When you’re dealing with local governments or institutions, collecting data is a huge undertaking but not impossible. You just need to re-engineer government.

Until recently, in the Netherlands it was impossible to gain access to financial open data of all these decentral governments. A couple of years ago, Open State Foundation sat down with some civil servants of the Central Borough of the City of Amsterdam. We not only got to know how local government organises its finances but also how it was obliged to report their financials to the central government. We discovered that every local government in the Netherlands sends a uniform quarterly financial statement in the form of an Excel sheet with seven tabs to the Central Bureau of Statistics in the Netherlands.

With several Excel sheets this local government until then only sent to the Central Bureau of Statistics we quickly created a website (openspending.nl) to visualise the data. We then approached the six other boroughs of Amsterdam, requested the same files and noticed that the sheets and tabs were all in the same format. We could now not only visualise and compare the budget and spending of one borough but we could also compare budgets and spending across all boroughs of Amsterdam. We had a tool to show what unlocking all local government financial data would look like.

The easiest thing for Open State Foundation to do now was to approach the Central Bureau of Statistics and ask for all the sheets of all local governments. However, policymakers at the government’s statistics office said that they were not allowed to release that data because it belonged to the local governments. It was the decision of the local governments themselves whether the data could be open or not.

Even a small country such as the Netherlands, with a population of 17 million, consists of 390 municipalities, 12 regional provinces and 24 water management boards. Open State Foundation decided then to approach all local governments ourselves and ask each of them for the data. It would be a great opportunity to raise awareness about the importance of open data not only for society but also for the local governments themselves.
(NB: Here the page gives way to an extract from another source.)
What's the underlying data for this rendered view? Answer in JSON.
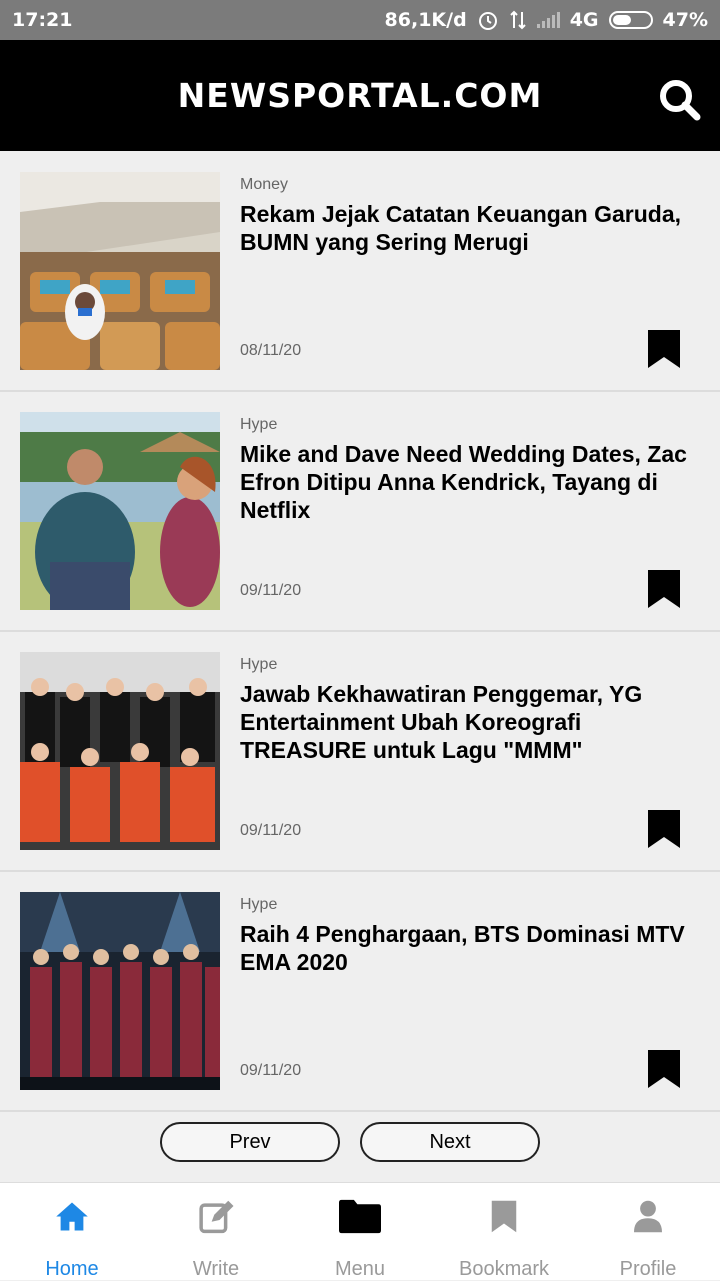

“It is our social responsibility to share this data”, the CFO of the city of Utrecht, Frank Halsema, said. “Government holds such an amount of information with which so many great things can be done”. A member of the regional council of Groningen, Mirjam Wulfse, pointed to the problems that could be solved when this information would be available. “The more government makes information available, the more problems can be solved with people outside government,” she said. “It helps the government to improve itself”.

Open State Foundation started with civil servants first. If they declined the request for data, we could approach the alderman. If the alderman declined, we would go to the council. And so, in various local councils members raised questions and even resolutions were tabled. Building up political support helped to create room for local civil servants to collaborate. This raised the awareness without filing a single freedom of information request.

Using this approach, within a year, Open State Foundation managed to unlock financial government data from more than 200 local and regional governments in the Netherlands, collecting thousands of files, containing millions of data points. “As elected member of the council I really need this data”, Mirjam Wulfse told us. “It also shines a light at places in the budget that inform me where there is budgetary room for change.”

Not only local council members used the website to hold government to account, also citizens and journalists saw the advantages of openspending data. Jaap Prins, who owns a cafe near a bridge in his town, said that he challenged the local government using openspending data. “We could show them that we could do the maintenance of the bridge for just a third of the amount we found in the budget”. Journalist Sjoerd Hartholt told us that he gained so much more insight in what municipalities are doing. “It enables me to compare incomes and expenditures. The more detailed the data, the better I can do my work as a journalist.”

Last year, with the data of 200 local governments in our hand, together with the Ministry of Interior we again approached the Central Bureau of Statistics. We could now show that a clear majority of local governments are willing to make public spending data available for everyone. Not much later, the Central Bureau of Statistics sent out a memorandum to all local governments in the Netherlands notifying them that from the end of 2015, all budget and spending data of all local governments, regional authorities and water councils will be published as open data.

From that moment, the data is quarterly released in a sustainable manner. Eventually, success depended on the right approach to trigger various different local governments. With a strong community and a mix of technical and political knowledge, everyone should be able to hold power to account.